Fu Hua emerged from the dingy stairwell, crossed the foyer and nodded politely towards the receptionist at the front counter. To anyone observing her, she would have simply seemed like a primly dressed, yet nondescript, young woman. Perhaps a prosecutor or lawyer of some sort. Exiting through the double-doors of Vale Precinct, she melded into the bustling evening crowd.
Moments later, a group of officers spilled from the building she had just departed, heads swinging frantically, as if in search of something. A decrepit, brown van with tinted windows trundled idly down the main road.
When it spoke again, the frustration lacing the voice was palpable, but it settled on a soft warning, "I hope you know what you're doing, old-timer. For your sake, and for Remnant's sake."
She sighed, rubbing a hand over bleary eyes. "Me too."
Thanks to the treatment she had received so long ago, her body remained unaging, frozen in its prime. Thanks to the power of the other resident sharing her body, her mind no longer creaked beneath the strain of uncountable eons of memory.

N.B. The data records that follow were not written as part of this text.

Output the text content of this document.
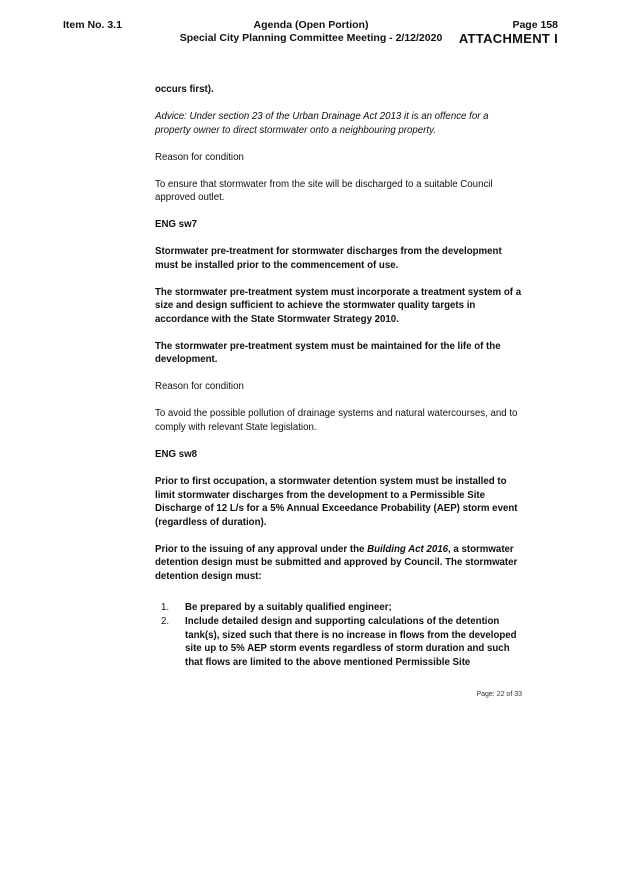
Item No. 3.1	Agenda (Open Portion)
Special City Planning Committee Meeting - 2/12/2020
Page 158
ATTACHMENT I

occurs first).

Advice: Under section 23 of the Urban Drainage Act 2013 it is an offence for a property owner to direct stormwater onto a neighbouring property.

Reason for condition

To ensure that stormwater from the site will be discharged to a suitable Council approved outlet.

ENG sw7

Stormwater pre-treatment for stormwater discharges from the development must be installed prior to the commencement of use.

The stormwater pre-treatment system must incorporate a treatment system of a size and design sufficient to achieve the stormwater quality targets in accordance with the State Stormwater Strategy 2010.

The stormwater pre-treatment system must be maintained for the life of the development.

Reason for condition

To avoid the possible pollution of drainage systems and natural watercourses, and to comply with relevant State legislation.

ENG sw8

Prior to first occupation, a stormwater detention system must be installed to limit stormwater discharges from the development to a Permissible Site Discharge of 12 L/s for a 5% Annual Exceedance Probability (AEP) storm event (regardless of duration).

Prior to the issuing of any approval under the Building Act 2016, a stormwater detention design must be submitted and approved by Council. The stormwater detention design must:

1. Be prepared by a suitably qualified engineer;
2. Include detailed design and supporting calculations of the detention tank(s), sized such that there is no increase in flows from the developed site up to 5% AEP storm events regardless of storm duration and such that flows are limited to the above mentioned Permissible Site
Page: 22 of 33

Despite this, she couldn't help but feel so, so tired. Every century that passed seemed to pile greater weight upon her shoulders, weight that she had borne silently all this time. It was a fatigue that transcended the physical, mental and even the spiritual. She had felt it eons ago, and she would likely feel it eons hereafter, gnawing and insistent. It had been a long several millennia, yet so long as humanity still trod forward, so would she.
"Me too."
Not much to say here. It's going to be a long while before I'm ever satisfied with a fight-scene I've written. I was halfway considering just killing off Blake or Yang this chapter. They're the characters that I have the most difficult time characterizing, and honestly, the main character roster is a bit too large for me to handle right now. Alas, that would just be lazy writing. There will likely be character deaths eventually, but I'd hope it would be more impactful than a "just because" sort of deal.
Sirin isn't properly awakened yet. Consider this more of a Moon Shadow than a Will of the Herrscher sort of awakening.
Again, I must complain about FF's limited formatting. Why can't I indent? Why can't I double space? It's driving me mad. This fic looks atrocious to read.
Despite my hopes of getting a chapter out early this time, it's still been about a month since my last upload. Between work and DnD prep, I don't have a lot of free time to set aside for other stuff. Who knows. Maybe next update will be early. Don't hold your breathes.
As always, I hope you enjoyed this chapter.